La ministre espagnole Diana Morant rejette les insultes du chef du PP de Valence Vicent Mompó
La ministre espagnole de la Science, Diana Morant, et le PSOE ont exigé des excuses après que le président de la Diputació de Valence, Vicent Mompó, l'ait traitée de lèche-bottes de Pedro Sánchez à la suite de différends sur les protocoles d'alerte aux inondations.
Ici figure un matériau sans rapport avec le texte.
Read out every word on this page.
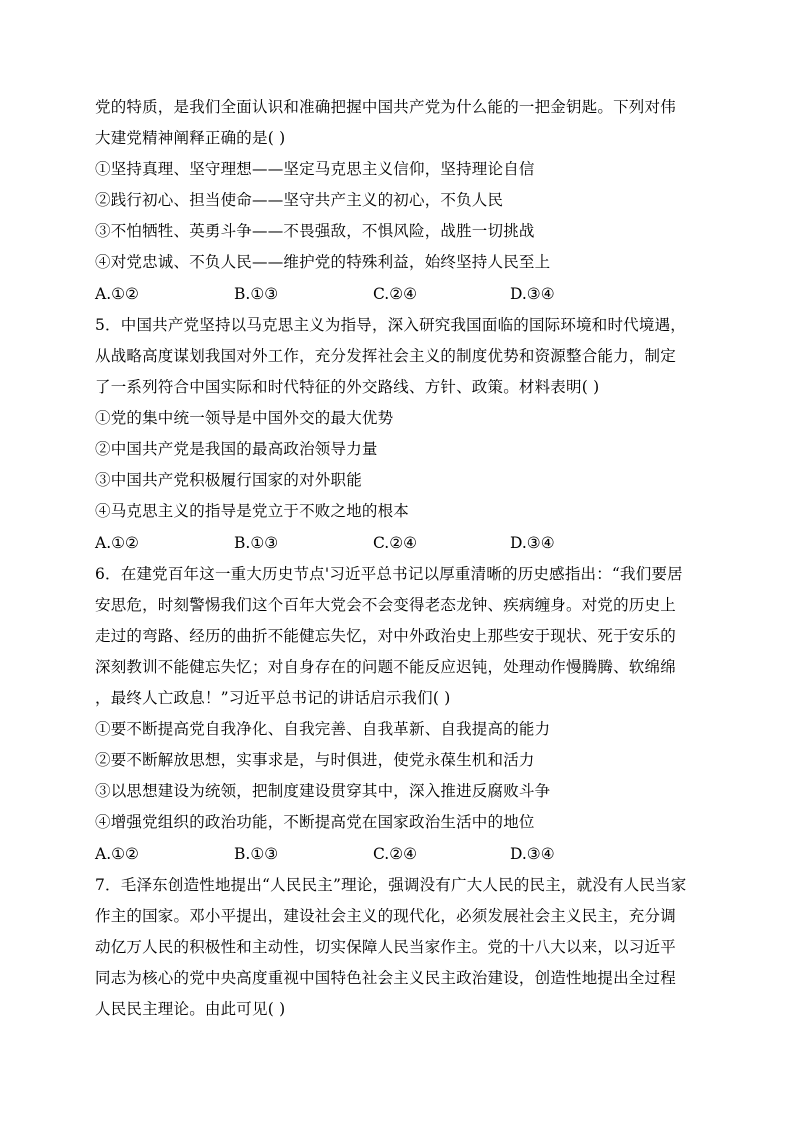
党的特质，是我们全面认识和准确把握中国共产党为什么能的一把金钥匙。下列对伟
大建党精神阐释正确的是( )
①坚持真理、坚守理想——坚定马克思主义信仰，坚持理论自信
②践行初心、担当使命——坚守共产主义的初心，不负人民
③不怕牺牲、英勇斗争——不畏强敌，不惧风险，战胜一切挑战
④对党忠诚、不负人民——维护党的特殊利益，始终坚持人民至上
A.①②	B.①③	C.②④	D.③④
5．中国共产党坚持以马克思主义为指导，深入研究我国面临的国际环境和时代境遇，
从战略高度谋划我国对外工作，充分发挥社会主义的制度优势和资源整合能力，制定
了一系列符合中国实际和时代特征的外交路线、方针、政策。材料表明( )
①党的集中统一领导是中国外交的最大优势
②中国共产党是我国的最高政治领导力量
③中国共产党积极履行国家的对外职能
④马克思主义的指导是党立于不败之地的根本
A.①②	B.①③	C.②④	D.③④
6．在建党百年这一重大历史节点'习近平总书记以厚重清晰的历史感指出：“我们要居
安思危，时刻警惕我们这个百年大党会不会变得老态龙钟、疾病缠身。对党的历史上
走过的弯路、经历的曲折不能健忘失忆，对中外政治史上那些安于现状、死于安乐的
深刻教训不能健忘失忆；对自身存在的问题不能反应迟钝，处理动作慢腾腾、软绵绵
，最终人亡政息！”习近平总书记的讲话启示我们( )
①要不断提高党自我净化、自我完善、自我革新、自我提高的能力
②要不断解放思想，实事求是，与时俱进，使党永葆生机和活力
③以思想建设为统领，把制度建设贯穿其中，深入推进反腐败斗争
④增强党组织的政治功能，不断提高党在国家政治生活中的地位
A.①②	B.①③	C.②④	D.③④
7．毛泽东创造性地提出“人民民主”理论，强调没有广大人民的民主，就没有人民当家
作主的国家。邓小平提出，建设社会主义的现代化，必须发展社会主义民主，充分调
动亿万人民的积极性和主动性，切实保障人民当家作主。党的十八大以来，以习近平
同志为核心的党中央高度重视中国特色社会主义民主政治建设，创造性地提出全过程
人民民主理论。由此可见( )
Conflit autour des alertes aux inondations
La confrontation entre la ministre espagnole de la Science, de l'Innovation et des Universités, Diana Morant, et le président de la Diputació de Valence, Vicent Mompó, a commencé après la soumission de documents au tribunal de Catarroja. L'instance judiciaire enquête sur les actions administratives menées lors de l'urgence des inondations de la DANA. Un rapport du service des ressources humaines provincial a confirmé que des courriels internes suspendaient les activités et fermaient les installations à partir de 14h00 le jour de la catastrophe. Cette liste d'alerte incluait les députés provinciaux, les conseillers, le vice-président et Mompó. Le jeudi 3 septembre 2026 à 15h00, Morant a posté sur X que Mompó avait mis en place des mesures de protection pour son propre personnel sans avertir le grand public valencien.
Échange sur les réseaux sociaux et insultes
Mompó, qui dirige la branche provinciale du Parti populaire (PP) à Valence, a répondu sur X le vendredi 4 septembre 2026 à 10h21. Dans son message, le président provincial a attaqué la conduite de Morant après les inondations, l'accusant de se soucier davantage des caméras de télévision que des citoyens touchés. Il a évoqué son arrivée en hélicoptère aux côtés du Premier ministre Pedro Sánchez deux jours après la catastrophe. Mompó a conclu son message en traitant Morant de lèche-bottes de Pedro Sánchez, en la décrivant comme la fille de l'ancien Premier ministre José Luis Rodríguez Zapatero, et en affirmant qu'elle ne valait rien.
- Diana Morant publie sur X une critique de Vicent Mompó concernant les alertes internes aux inondations à la Diputació de Valence.
- Vicent Mompó publie des insultes personnelles contre Diana Morant sur X.
- Les dirigeants du PSOE et du PSPV exigent des excuses immédiates et appellent Alberto Núñez Feijóo à désavouer Mompó.
- Diana Morant répond aux insultes dans un entretien diffusé sur TVE.
La direction socialiste exige des excuses
Ces propos ont suscité une condamnation rapide à tous les niveaux régionaux et nationaux du Parti socialiste ouvrier espagnol (PSOE). La secrétaire à l'Organisation du parti, Rebeca Torró, a exigé que le chef national du PP, Alberto Núñez Feijóo, désavoue Mompó et exige des excuses immédiates.
Assez d'insultes et de ce machisme éculé. Quand verrons-nous un PP qui n'insulte pas ou ne transforme pas la politique en fosse à boue ?
D'autres figures régionales se sont jointes à la condamnation, notamment la déléguée du gouvernement dans la Communauté valencienne, Pilar Bernabé, et le secrétaire général provincial du PSPV-PSOE, Carlos Fernández Bielsa. Le porte-parole socialiste au parlement régional (Les Corts), José Muñoz, a également appelé à un retrait immédiat.
Je ne sais pas si cela me dégoûte plus pour son caractère sexiste ou pour l'agressivité du commentaire. Nous exigeons des excuses immédiates.
Réponse ministérielle et contexte judiciaire
Morant, qui est secrétaire générale du PSPV et candidate du parti à la présidence régionale, a répondu à l'attaque dans un entretien sur TVE vendredi soir. Elle a déclaré que cette rhétorique n'était pas un incident isolé et a qualifié les commentaires de sexisme politique.
Si en réponse aux critiques politiques au sein du PP, la seule chose qu'ils ont à apporter sont des insultes et du machisme, alors nous sommes sur la bonne voie.
Ce conflit coïncide avec les procédures judiciaires à Catarroja concernant la réponse régionale à l'urgence lors de la tempête. Les représentants du PSPV ont noté que Mompó avait répondu qu'il ne se souvenait pas aux questions du juge d'instruction à 30 reprises lors de son témoignage. La direction nationale du PSOE a déclaré que les insultes personnelles de la part d'agents publics devraient entraîner des conséquences institutionnelles.